PERSPECTIVE: Why I Care About Attacks on Portland

Here in Door County, it’s easy to become detached from the issues that plague our nation. I’ve heard many say they vacation here precisely because of the ease of oblivion that Door County provides. As a resident, it would be easy for me to succumb to that, but as a dissident, a journalist and someone who cares about the future of our democracy, I have become deeply concerned about what is happening in Portland, Oregon, and across our nation.

Federal agents have been deployed to Portland by President Trump in an attempt to quell Black Lives Matter protests that have been persistent since the May 25 police killing of George Floyd in Minneapolis. The actions of these federal agents have been characterized, according to reports, by the use of large quantities of tear gas, close-range firings of rubber bullets, and seizings of demonstrators and journalists by officers in unmarked vehicles. 

Why does all of this matter?

I am facing the reality that our rights to protest and share information are under attack. We are living in the midst of the normalization of martial law. Arresting dissidents is not what happens in a democratic, free country. And if it could happen in Portland, who can say that it couldn’t happen to peaceful protesters here?

As someone who has an entire life ahead of him, I fear that if what is happening in Portland comes without consequences, my generation’s right to act in dissent will be jeopardized. In addition to being a young person, I am a young journalist. It hadn’t seemed to me that journalism would be an overly – or overtly – dangerous field to go into, yet seeing assaults on reporters in Portland just for shooting footage and asking questions, the notions I had about my field of study are changing. It makes me fearful about my safety in sharing information, but more broadly, about the sanctity of our democracy. 

In the Declaration of Independence, Thomas Jefferson repeatedly cites that when a government inflicts harm upon those exercising their rights, it is “the Right of the People to alter or to abolish it.” This has been evidence enough to me that we, as a people, need to do something about this attack on our rights.

In Portland, residents are doing something about it. A group of women at the protests – clad in yellow apparel, bike helmets and goggles – calls itself the “Wall of Moms.” They link arms to form a protective barrier between law-enforcement officers and protesters, displaying their foremost maternal instinct: protection. The mothers have faced the same forms of assault as the demonstrators, many of whom are their children, yet they continue to take to the streets in large numbers each night.

Several dads have joined in protecting protesters as well, using leaf blowers to blow tear gas back at federal officers.

Participating in the Portland “war zone” has become a literal family affair. It also needs to be a family affair in the sense that as Americans, we are all part of a family. Portland has come together to say that federal attacks against American citizens exercising their right to protest is contrary to our ideals as a country. Residents of communities nationwide need to stand in solidarity with the people who are risking their lives each night to fight for these rights. No community – not even one such as Door County – can be exempt when our rights as a national community are so patently under attack.
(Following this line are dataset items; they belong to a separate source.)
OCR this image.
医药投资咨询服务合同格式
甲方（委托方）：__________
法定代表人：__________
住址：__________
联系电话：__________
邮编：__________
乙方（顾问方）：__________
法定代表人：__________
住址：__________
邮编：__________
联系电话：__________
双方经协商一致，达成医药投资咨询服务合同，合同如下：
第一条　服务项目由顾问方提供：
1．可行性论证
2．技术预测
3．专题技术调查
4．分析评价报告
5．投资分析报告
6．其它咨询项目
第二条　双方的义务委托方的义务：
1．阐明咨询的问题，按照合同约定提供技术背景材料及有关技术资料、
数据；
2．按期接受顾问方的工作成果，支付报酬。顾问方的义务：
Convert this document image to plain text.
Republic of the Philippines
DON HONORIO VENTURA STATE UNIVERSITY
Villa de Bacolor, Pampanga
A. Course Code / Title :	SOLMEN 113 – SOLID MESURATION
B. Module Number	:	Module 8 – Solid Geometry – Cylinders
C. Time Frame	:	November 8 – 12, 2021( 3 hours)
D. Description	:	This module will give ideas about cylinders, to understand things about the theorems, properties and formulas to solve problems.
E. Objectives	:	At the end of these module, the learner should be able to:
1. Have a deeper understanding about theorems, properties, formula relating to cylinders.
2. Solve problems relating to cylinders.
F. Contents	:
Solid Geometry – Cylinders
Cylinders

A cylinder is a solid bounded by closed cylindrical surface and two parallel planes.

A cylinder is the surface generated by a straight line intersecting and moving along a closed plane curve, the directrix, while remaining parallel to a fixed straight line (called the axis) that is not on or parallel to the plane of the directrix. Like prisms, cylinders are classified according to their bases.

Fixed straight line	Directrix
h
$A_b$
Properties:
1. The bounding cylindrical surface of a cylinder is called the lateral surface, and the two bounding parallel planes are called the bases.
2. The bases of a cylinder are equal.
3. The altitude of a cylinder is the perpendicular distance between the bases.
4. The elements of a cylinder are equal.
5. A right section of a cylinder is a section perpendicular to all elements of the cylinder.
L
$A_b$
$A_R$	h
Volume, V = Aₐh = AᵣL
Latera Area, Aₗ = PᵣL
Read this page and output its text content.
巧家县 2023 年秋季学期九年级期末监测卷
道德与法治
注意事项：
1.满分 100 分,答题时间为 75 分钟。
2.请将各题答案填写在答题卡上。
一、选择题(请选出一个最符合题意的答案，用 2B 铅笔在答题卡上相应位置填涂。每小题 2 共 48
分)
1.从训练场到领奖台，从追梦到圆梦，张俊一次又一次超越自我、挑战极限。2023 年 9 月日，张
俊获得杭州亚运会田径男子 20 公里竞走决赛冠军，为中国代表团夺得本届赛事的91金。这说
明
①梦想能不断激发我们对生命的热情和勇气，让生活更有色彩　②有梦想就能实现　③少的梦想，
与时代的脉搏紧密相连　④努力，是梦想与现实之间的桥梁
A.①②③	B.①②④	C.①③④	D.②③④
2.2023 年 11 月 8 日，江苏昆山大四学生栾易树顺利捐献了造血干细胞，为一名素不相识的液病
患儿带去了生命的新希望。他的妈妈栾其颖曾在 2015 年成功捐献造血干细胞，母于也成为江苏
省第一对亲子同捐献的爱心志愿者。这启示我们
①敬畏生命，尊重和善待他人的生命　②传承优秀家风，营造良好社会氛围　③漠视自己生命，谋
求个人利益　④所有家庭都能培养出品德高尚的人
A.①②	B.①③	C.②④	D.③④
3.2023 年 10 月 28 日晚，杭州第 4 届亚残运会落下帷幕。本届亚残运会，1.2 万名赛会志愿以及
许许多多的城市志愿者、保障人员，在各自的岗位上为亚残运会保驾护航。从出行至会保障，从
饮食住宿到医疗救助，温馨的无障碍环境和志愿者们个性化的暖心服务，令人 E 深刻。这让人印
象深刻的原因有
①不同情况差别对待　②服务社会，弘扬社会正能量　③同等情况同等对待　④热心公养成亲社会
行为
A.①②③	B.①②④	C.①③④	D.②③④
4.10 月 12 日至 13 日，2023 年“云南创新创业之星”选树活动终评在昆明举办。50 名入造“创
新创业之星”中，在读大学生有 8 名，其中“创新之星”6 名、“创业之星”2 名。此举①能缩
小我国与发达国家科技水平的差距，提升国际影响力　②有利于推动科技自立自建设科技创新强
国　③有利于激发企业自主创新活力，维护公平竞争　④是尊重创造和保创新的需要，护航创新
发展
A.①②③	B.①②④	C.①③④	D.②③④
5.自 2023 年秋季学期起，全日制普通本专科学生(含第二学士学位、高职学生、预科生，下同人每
To begin college, I will soon be moving to Chicago, one of the cities into which Trump has called for the deployment of federal troops. I will have to take a mask not only to protect myself and others from the spread of COVID-19, but also to protect myself from potentially inhaling tear gas. Along with my clothes and belongings, I’ll be packing a life vest and bike helmet for protection in case I have rubber bullets shot at me. 

Am I afraid? Of course I am. However, I know that it is my moral and civic responsibility to stand up for my rights as an American and to protest when something is unjust. Please know that it is yours, too.